Le secteur de la construction, prêt à en découdre

La convention nationale de la construction arrive à échéance à la fin de l’année 2018. Elle est de force obligatoire et s’applique à 80 000 ouvriers et ouvrières en Suisse. Ce texte est l’un des piliers des acquis syndicaux dans ce pays. Les négociations entre les parties dureront jusqu’à l’été.

Gustave Deghilage

Les revendications de la société suisse des entrepreneurs (SSE) s’apparentent clairement à un démantèlement des conditions de travail du secteur. Dans le détail: augmentation de la flexibilité horaire en passant à la semaine de 50 heures, «réévaluation» des salaires des travailleurs·euses jugés moins «rentables» (traduit en langage commun par une baisse de salaires des plus âgés), et diminution des prestations liées au versement de la retraite anticipée. Sur ce dernier point, la SSE a détaillé sa position. Pour faire face aux difficultés liées à l’arrivée des baby-boomers à la retraite de la fondation FAR, l’organe chargé d’encaisser les cotisations et de verser les rentes anticipées, leur proposition est soit de diminuer les rentes de 30 %, soit d’augmenter l’âge de départ à la retraite à 62 ans. Des revendications inacceptables, qui s’attaquent à des conquêtes syndicales obtenues de haute lutte et qu’il est exclu de brader!

Toujours plus vite, toujours plus haut

De plus, ces revendications surviennent dans un contexte socio-économique qui contribue à tendre les fronts et augmenter la gronde sur les chantiers. Cela fait maintenant quatre ans qu’aucune augmentation de salaire généralisée n’a été octroyée par la SSE, faisant chuter le pouvoir d’achat des travailleurs et des travailleuses de manière vertigineuse. Cela dans un cadre où le volume total de la construction en Suisse a augmenté de 30 % en dix ans tandis que les effectifs ont baissé d’environ 5 % sur la même durée. Cela a généré de confortables marges de profit aux entreprises de la construction.

Lutter contre le travail temporaire, avec les temporaires

Enfin, ce renouvellement intervient alors même que le nombre de travailleurs et de travailleuses intérimaires engagés dans la construction atteint des pics inimaginables. Si la précarité de tels contrats n’est plus à démontrer, ces derniers induisent également un nouveau type de «mise en concurrence»: les temporaires étant mis sous une pression folle afin de «prouver» qu’ils ont leur place sur un chantier, faisant exploser leur compteur d’heures. Cette concurrence a pour effet la fragilisation de la solidarité entre collègues sur un même chantier, rendant plus nécessaire que jamais un travail syndical en profondeur visant à améliorer le sort des intérimaires.

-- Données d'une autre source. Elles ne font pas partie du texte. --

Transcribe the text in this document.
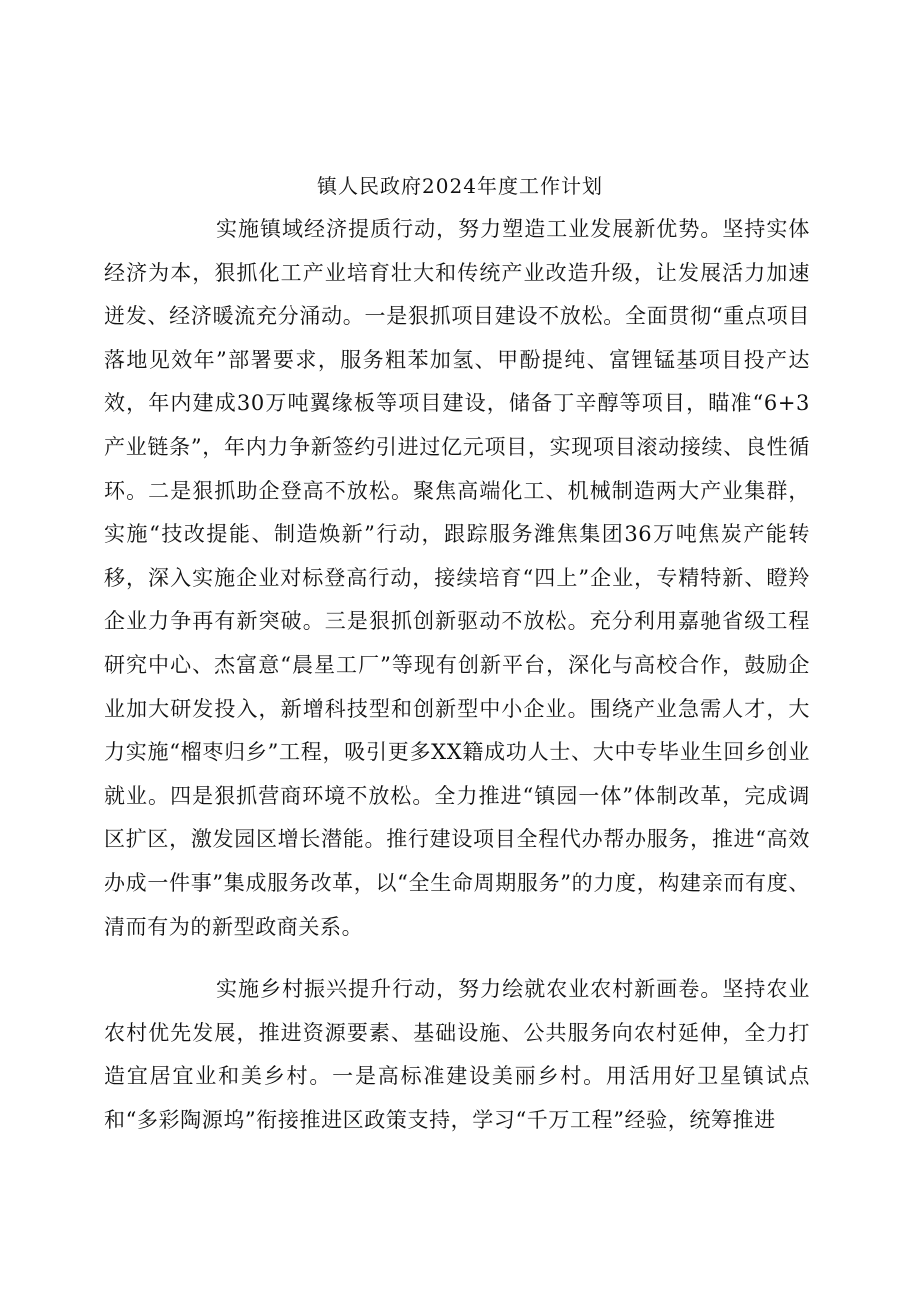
镇人民政府2024年度工作计划

实施镇域经济提质行动，努力塑造工业发展新优势。坚持实体经济为本，狠抓化工产业培育壮大和传统产业改造升级，让发展活力加速迸发、经济暖流充分涌动。一是狠抓项目建设不放松。全面贯彻“重点项目落地见效年”部署要求，服务粗苯加氢、甲酚提纯、富锂锰基项目投产达效，年内建成30万吨翼缘板等项目建设，储备丁辛醇等项目，瞄准“6+3产业链条”，年内力争新签约引进过亿元项目，实现项目滚动接续、良性循环。二是狠抓助企登高不放松。聚焦高端化工、机械制造两大产业集群，实施“技改提能、制造焕新”行动，跟踪服务潍焦集团36万吨焦炭产能转移，深入实施企业对标登高行动，接续培育“四上”企业，专精特新、瞪羚企业力争再有新突破。三是狠抓创新驱动不放松。充分利用嘉驰省级工程研究中心、杰富意“晨星工厂”等现有创新平台，深化与高校合作，鼓励企业加大研发投入，新增科技型和创新型中小企业。围绕产业急需人才，大力实施“榴枣归乡”工程，吸引更多XX籍成功人士、大中专毕业生回乡创业就业。四是狠抓营商环境不放松。全力推进“镇园一体”体制改革，完成调区扩区，激发园区增长潜能。推行建设项目全程代办帮办服务，推进“高效办成一件事”集成服务改革，以“全生命周期服务”的力度，构建亲而有度、清而有为的新型政商关系。

实施乡村振兴提升行动，努力绘就农业农村新画卷。坚持农业农村优先发展，推进资源要素、基础设施、公共服务向农村延伸，全力打造宜居宜业和美乡村。一是高标准建设美丽乡村。用活用好卫星镇试点和“多彩陶源坞”衔接推进区政策支持，学习“千万工程”经验，统筹推进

Des mesures de lutte inévitables

La position d’Unia est claire: aucun démantèlement des conditions actuelles n’est envisageable. Une hausse du pouvoir d’achat ainsi qu’une meilleure protection des intérimaires, via par exemple une limitation du nombre de temporaires engagés par chantier ou par entreprise locataire, s’imposent. Unia consulte actuellement les ouvriers et les ouvrières sur tous les chantiers du pays sur les mesures de lutte. Trois moments forts viendront jalonner cette année de bagarre syndicale: le 1e mai, la manifestation nationale de la construction le 23 juin, et si aucun accord entre les parties n’a été trouvé d’ici là, des journées de grève à l’automne. C’est la dignité des travailleurs et des travailleuses de la construction, dont la pénibilité du métier est extrême, qui en dépend.